Le magistrat rapporteur a rendu compte des plaidoiries dans le délibéré de la cour composée de :
Monsieur TAMION, Président
Madame ALVARADE, Présidente
Madame TILLIEZ, Conseillère
DEBATS :
Madame DUPONT greffière
ARRET :
Contradictoire
Prononcé publiquement le 03 juillet 2025, par mise à disposition de l’arrêt au greffe de la cour, les parties en ayant été préalablement avisées dans les conditions prévues au deuxième alinéa de l’article 450 du Code de procédure civile,
signé par Monsieur TAMION, président et par Madame DUPONT, greffière lors de la mise à disposition.
Exposé des faits et de la procédure
Par acte sous seing privé du 15 mai 2017 la SCI ARCOSI a consenti à Mme [Z] [E] un bail portant sur une maison à usage d’habitation située [Adresse 1] à Maromme (76), moyennant un loyer mensuel de 650 euros hors charges.
Par acte authentique du 30 janvier 2020 la SCI ARCOSI a vendu l’immeuble à M. [P] [J], qui est devenu bailleur de Mme [Z] [E].

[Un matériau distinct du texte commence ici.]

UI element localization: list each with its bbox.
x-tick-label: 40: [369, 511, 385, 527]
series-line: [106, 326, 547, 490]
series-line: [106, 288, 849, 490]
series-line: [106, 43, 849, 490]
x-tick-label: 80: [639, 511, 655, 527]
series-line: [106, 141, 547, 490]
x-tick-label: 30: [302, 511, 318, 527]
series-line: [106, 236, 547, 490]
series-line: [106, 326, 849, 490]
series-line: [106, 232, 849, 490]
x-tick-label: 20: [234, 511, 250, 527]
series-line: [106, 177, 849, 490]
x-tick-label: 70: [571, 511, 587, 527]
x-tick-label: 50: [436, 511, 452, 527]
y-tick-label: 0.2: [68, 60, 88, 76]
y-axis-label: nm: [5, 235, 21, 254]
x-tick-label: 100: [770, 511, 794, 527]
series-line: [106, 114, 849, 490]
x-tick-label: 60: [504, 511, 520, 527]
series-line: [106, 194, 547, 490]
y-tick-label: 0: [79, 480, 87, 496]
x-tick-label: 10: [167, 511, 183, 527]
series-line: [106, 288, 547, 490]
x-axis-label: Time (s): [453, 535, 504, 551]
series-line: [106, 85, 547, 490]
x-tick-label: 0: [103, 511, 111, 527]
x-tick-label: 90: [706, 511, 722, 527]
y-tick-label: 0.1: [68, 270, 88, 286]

Le 26 janvier 2023 M. [P] [J] a fait adresser à Mme [Z] [E] un commandement de payer les loyers pour un montant de 1 824,52 euros et de justifier d’une assurance, puis l’a fait assigner par acte de commissaire de justice du 9 juin 2023 devant le juge des contentieux de la protection du tribunal judiciaire de Rouen, aux fins notamment de faire constater la résiliation du bail pour défaut d’assurance contre les risques locatifs et pour défaut de paiement des loyers.
Par jugement réputé contradictoire du 24 janvier 2024, le juge des contentieux de la protection du tribunal judiciaire de Rouen a :
— constaté la résiliation du bail du 15 mai 2017 conclu entre la SCI ARCOSI d’une part et Mme [Z] [E] d’autre part et portant sur un immeuble sis [Adresse 2] pour défaut d’assurance contre les risques locatifs par l’effet de la clause résolutoire y étant insérée et acquise au 26 février 2023 ;
— ordonné la libération des lieux ;
— dit qu’à défaut pour Mme [Z] [E] d’avoir libéré les lieux deux mois après la signification d’un commandement d’avoir à quitter les lieux, il pourra être procédé à son expulsion et à celle de tous occupants de son chef, avec l’assistance de la force publique, si besoin est, et au transport des meubles laissés dans les lieux aux frais des expulsés dans tel garde-meuble désigné par ces derniers ou à défaut par le bailleur ;
— condamné Mme [Z] [E] à payer à M. [P] [J] une indemnité d’occupation mensuelle égale au montant du loyer mensuel révisé augmenté des charges, qui auraient été payés en cas de non résiliation du bail et ce jusqu’à la libération effective des lieux ;
— condamné Mme [Z] [E] à payer à M. [P] [J] la somme de 7 068,21 euros au titre des loyers, charges et indemnités d’occupation arrêtés au 20 novembre 2023, échéance du mois de novembre 2023 incluse, avec intérêts au taux légal à compter du 9 juin 2023 sur la somme de 1 824,52 euros, et à compter de la présente décision pour le surplus ;
— dit n’y avoir lieu à accorder des délais de paiement ;
— rejeté toute demande plus ample ou contraire ;
— condamné Mme [Z] [E] à payer à M. [P] [J] la somme de 400 euros en application de l’article 700 du code de procédure civile ;
— débouté M. [P] [J] de sa demande indemnitaire au titre du préjudice moral ;
— condamné Mme [Z] [E] aux entiers dépens de l’instance, qui comprendront notamment les frais de commandement de payer et de l’assignation.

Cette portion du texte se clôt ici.